Closed jneb closed 2 years ago
I found out I did already update it to 3.10 (and forgot I did), so that saves some work: https://github.com/python/cpython/pull/24206
For completeness, here's the relevant issue: https://bugs.python.org/issue42911 It ends with: Thank you for the suggestion and PR, but I'm going to close here; for me this ends up on the wrong side of the performance / complexity trade-off. Since the performance / complexity line has changed, please check on which side we are now.
@MarkDickinson
I think you meant @mdickinson: https://github.com/mdickinson :)
Thanks for the ping, @jneb. My opinion hasn't changed since the https://github.com/python/cpython/issues/87077 discussion - for me, the extra complexity isn't worth it. This seems too niche an operation to be focusing on as part of the faster-cpython efforts, so I don't think that changes anything. I also unfortunately don't have the bandwidth to shepherd such a change through.
That said, this is really Tim Peters' code, so if you can interest @tim-one in the changes then that could be a path forward.
The code in 3.11 is different in several respects:
Much faster for very small exponents.
Part of which is because it doesn't initialize stack space to zeroes for a table of powers unless needed.
And if it is needed, the table has half as many entries (only odd powers).
Which in turn is a happy consequence of moving to a sliding-window algorithm.
None of those really increased the complexity of the code, though.
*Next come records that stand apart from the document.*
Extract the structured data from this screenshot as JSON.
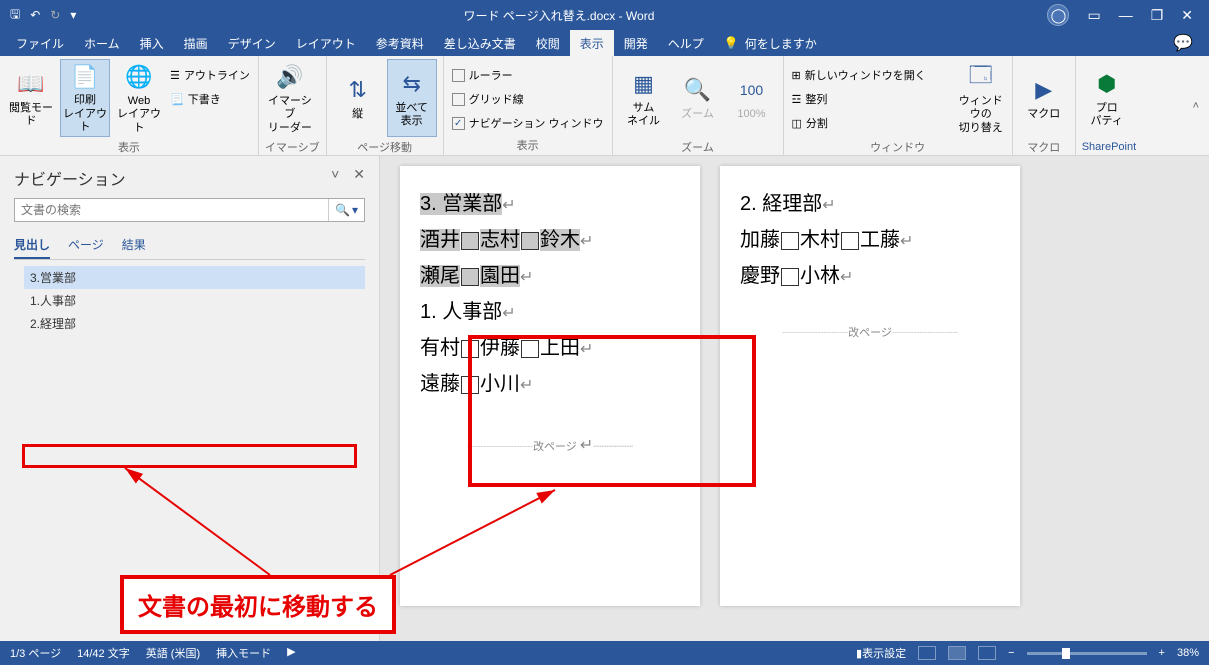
{
  "titlebar": {
    "title": "ワード ページ入れ替え.docx  -  Word"
  },
  "qat": {
    "save": "💾",
    "undo": "↶",
    "redo": "↻",
    "more": "⁝"
  },
  "win": {
    "min": "—",
    "restore": "❐",
    "close": "✕",
    "ribbon": "⬚"
  },
  "tabs": {
    "file": "ファイル",
    "home": "ホーム",
    "insert": "挿入",
    "draw": "描画",
    "design": "デザイン",
    "layout": "レイアウト",
    "references": "参考資料",
    "mailings": "差し込み文書",
    "review": "校閲",
    "view": "表示",
    "developer": "開発",
    "help": "ヘルプ",
    "tellme": "何をしますか"
  },
  "ribbon": {
    "views": {
      "read": "閲覧モード",
      "print": "印刷\nレイアウト",
      "web": "Web\nレイアウト",
      "outline": "アウトライン",
      "draft": "下書き",
      "group": "表示"
    },
    "immersive": {
      "reader": "イマーシブ\nリーダー",
      "group": "イマーシブ"
    },
    "pagemove": {
      "vertical": "縦",
      "sidebyside": "並べて\n表示",
      "group": "ページ移動"
    },
    "show": {
      "ruler": "ルーラー",
      "gridlines": "グリッド線",
      "navpane": "ナビゲーション ウィンドウ",
      "group": "表示"
    },
    "zoom": {
      "thumbnails": "サム\nネイル",
      "zoom": "ズーム",
      "hundred": "100%",
      "group": "ズーム"
    },
    "window": {
      "newwin": "新しいウィンドウを開く",
      "arrange": "整列",
      "split": "分割",
      "switch": "ウィンドウの\n切り替え",
      "group": "ウィンドウ"
    },
    "macro": {
      "label": "マクロ",
      "group": "マクロ"
    },
    "sharepoint": {
      "label": "プロ\nパティ",
      "group": "SharePoint"
    }
  },
  "nav": {
    "title": "ナビゲーション",
    "search_placeholder": "文書の検索",
    "tabs": {
      "headings": "見出し",
      "pages": "ページ",
      "results": "結果"
    },
    "items": [
      "3.営業部",
      "1.人事部",
      "2.経理部"
    ]
  },
  "callout": "文書の最初に移動する",
  "document": {
    "page1": {
      "sec1": {
        "title": "3. 営業部",
        "line1": [
          "酒井",
          "志村",
          "鈴木"
        ],
        "line2": [
          "瀬尾",
          "園田"
        ]
      },
      "sec2": {
        "title": "1. 人事部",
        "line1": [
          "有村",
          "伊藤",
          "上田"
        ],
        "line2": [
          "遠藤",
          "小川"
        ]
      },
      "page_break": "改ページ"
    },
    "page2": {
      "sec1": {
        "title": "2. 経理部",
        "line1": [
          "加藤",
          "木村",
          "工藤"
        ],
        "line2": [
          "慶野",
          "小林"
        ]
      },
      "page_break": "改ページ"
    }
  },
  "status": {
    "page": "1/3 ページ",
    "words": "14/42 文字",
    "lang": "英語 (米国)",
    "mode": "挿入モード",
    "display": "表示設定",
    "zoom": "38%"
  }
}
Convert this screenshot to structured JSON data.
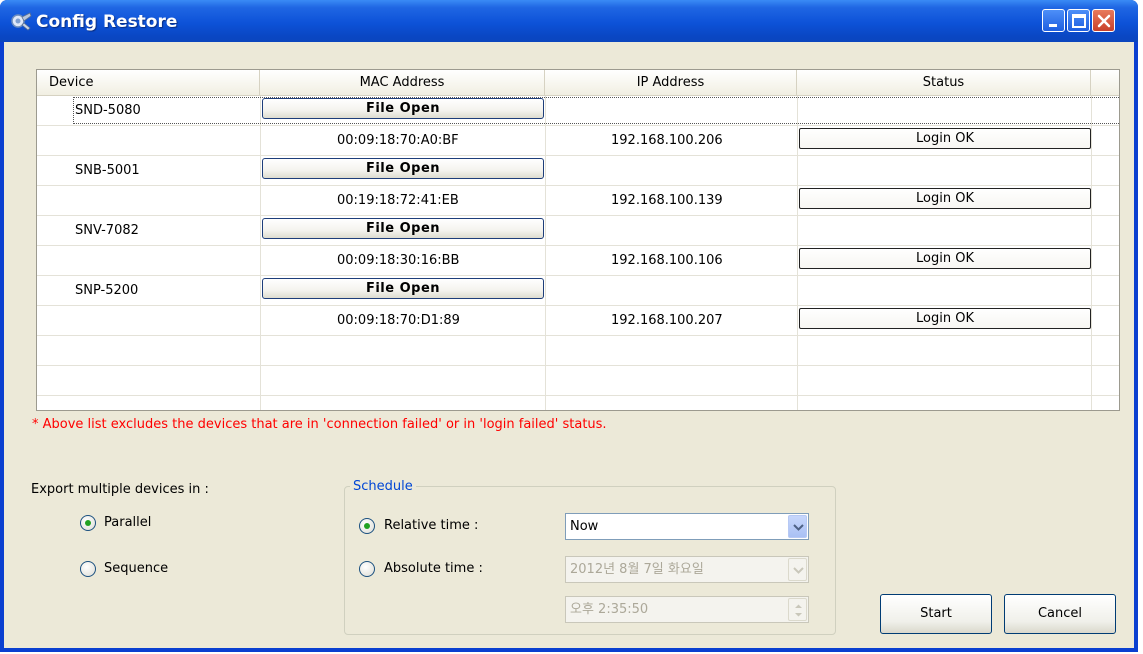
{
  "window": {
    "title": "Config Restore",
    "controls": [
      "minimize-icon",
      "maximize-icon",
      "close-icon"
    ],
    "accent": "#0a47c4"
  },
  "grid": {
    "columns": [
      "Device",
      "MAC Address",
      "IP Address",
      "Status"
    ],
    "rows": [
      {
        "device": "SND-5080",
        "file_button": "File Open",
        "mac": "00:09:18:70:A0:BF",
        "ip": "192.168.100.206",
        "status": "Login OK"
      },
      {
        "device": "SNB-5001",
        "file_button": "File Open",
        "mac": "00:19:18:72:41:EB",
        "ip": "192.168.100.139",
        "status": "Login OK"
      },
      {
        "device": "SNV-7082",
        "file_button": "File Open",
        "mac": "00:09:18:30:16:BB",
        "ip": "192.168.100.106",
        "status": "Login OK"
      },
      {
        "device": "SNP-5200",
        "file_button": "File Open",
        "mac": "00:09:18:70:D1:89",
        "ip": "192.168.100.207",
        "status": "Login OK"
      }
    ]
  },
  "note": "*  Above list excludes the devices that are in 'connection failed' or in 'login failed' status.",
  "export": {
    "label": "Export multiple devices in :",
    "options": [
      "Parallel",
      "Sequence"
    ],
    "selected": "Parallel"
  },
  "schedule": {
    "title": "Schedule",
    "relative_label": "Relative time :",
    "absolute_label": "Absolute time :",
    "selected": "Relative time :",
    "relative_value": "Now",
    "absolute_date": "2012년  8월  7일 화요일",
    "absolute_time": "오후  2:35:50"
  },
  "buttons": {
    "start": "Start",
    "cancel": "Cancel"
  }
}
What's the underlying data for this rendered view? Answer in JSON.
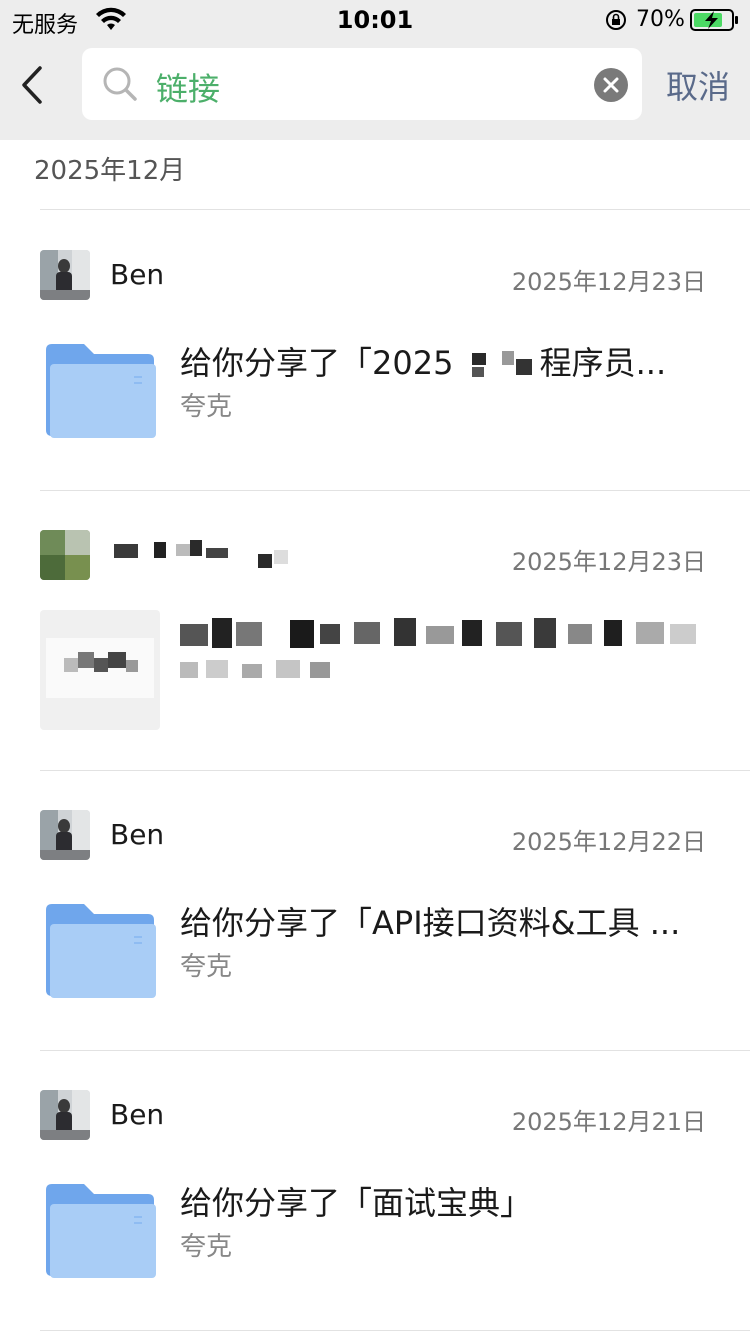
{
  "status_bar": {
    "carrier": "无服务",
    "time": "10:01",
    "battery_percent": "70%"
  },
  "nav": {
    "back_icon": "chevron-left-icon",
    "search_value": "链接",
    "cancel_label": "取消"
  },
  "section": {
    "title": "2025年12月"
  },
  "colors": {
    "accent_green": "#4caf6a",
    "cancel_blue": "#5a6a8a",
    "folder_blue": "#7fb2ef"
  },
  "results": [
    {
      "sender": "Ben",
      "date": "2025年12月23日",
      "title_prefix": "给你分享了「2025",
      "title_suffix": "程序员...",
      "source": "夸克",
      "thumb_icon": "folder-icon"
    },
    {
      "sender": "",
      "date": "2025年12月23日",
      "title_prefix": "",
      "title_suffix": "",
      "source": "",
      "thumb_icon": "link-preview-thumbnail"
    },
    {
      "sender": "Ben",
      "date": "2025年12月22日",
      "title_prefix": "给你分享了「API接口资料&工具 ...",
      "title_suffix": "",
      "source": "夸克",
      "thumb_icon": "folder-icon"
    },
    {
      "sender": "Ben",
      "date": "2025年12月21日",
      "title_prefix": "给你分享了「面试宝典」",
      "title_suffix": "",
      "source": "夸克",
      "thumb_icon": "folder-icon"
    }
  ]
}
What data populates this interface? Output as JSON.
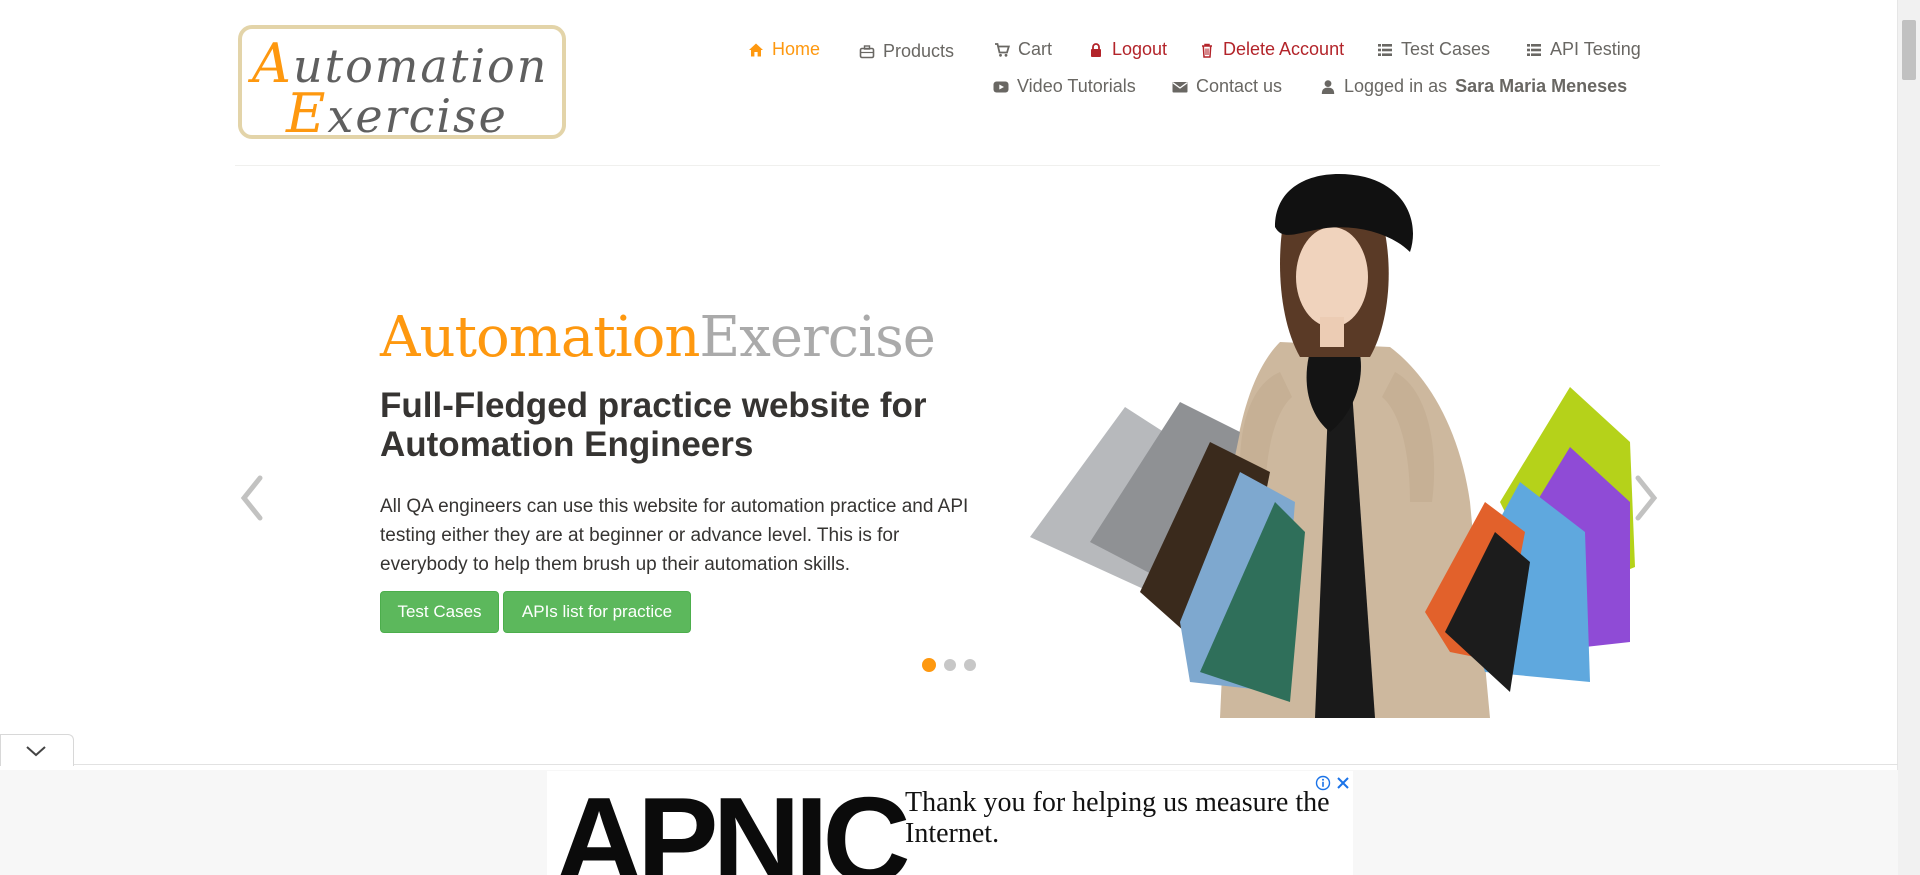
{
  "logo": {
    "line1_cap": "A",
    "line1_rest": "utomation",
    "line2_cap": "E",
    "line2_rest": "xercise"
  },
  "nav": {
    "home": "Home",
    "products": "Products",
    "cart": "Cart",
    "logout": "Logout",
    "delete_account": "Delete Account",
    "test_cases": "Test Cases",
    "api_testing": "API Testing",
    "video_tutorials": "Video Tutorials",
    "contact_us": "Contact us",
    "logged_in_prefix": "Logged in as",
    "logged_in_user": "Sara Maria Meneses"
  },
  "slider": {
    "brand_part1": "Automation",
    "brand_part2": "Exercise",
    "headline": "Full-Fledged practice website for Automation Engineers",
    "description": "All QA engineers can use this website for automation practice and API testing either they are at beginner or advance level. This is for everybody to help them brush up their automation skills.",
    "btn_test_cases": "Test Cases",
    "btn_apis": "APIs list for practice",
    "slide_count": 3,
    "active_slide": 1
  },
  "ad": {
    "brand": "APNIC",
    "message": "Thank you for helping us measure the Internet."
  },
  "colors": {
    "accent": "#fe980f",
    "danger": "#b3242a",
    "button_green": "#5cb85c",
    "text": "#696763"
  }
}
Equivalent ways of doing much the same things, but more efficiently.
There's some potential in the code as-is for dynamically picking a maximum window size (the larger the exponent, the better a wider window "in theory"), but I didn't see any speedups for "sane" exponent sizes worth the extra bother (and so the max window size is fixed at 5 bits - but I didn't explore using smaller max window sizes for smaller exponents).
Attempts to go beyond this will likely be a hard sell. The code is already quite involved, and it's been tuned over a course of years. Any such attempt should redo timings, and, if they seem worth pursuing, presented as a GitHub pull request. But speedups under, say, 10%, probably aren't worth the bother unless they're trivial code changes.
So basically several improvements that I made (specifically the sliding window) are implemented now. Good to hear. To be honest, the rest of the optimization is quite marginal, as it involves the "midsized" expoonents. As most of the exponents in practice are either very small (which is fast already), or pretty large (for cryptography), there is not much of these in practice. So unless somebody comes with an example of a often used application that uses exponents of 10-30 digits, I agree that the extra effect of addition chains will not be much. So, even though it would be really cool to see some of my code in the Python code base :-), let's leave it where it is now.
I wrote a faster power routine for Python 3.8 that got rejected at the time with comment "too many lines of code, not enough speedup". But times have changed. See https://github.com/jneb/cpython/tree/38_fast_pow The idea is: currently, small powers are done with binary powering, and the large ones with a base 32 method. My method uses a method that uses base 2 up to 64 based on the size and bit patterns of the exponent. Is up to 15% faster in the "intermediate" powers, and about 2% for high powers. Of course, it probably needs adjusting for 3.11.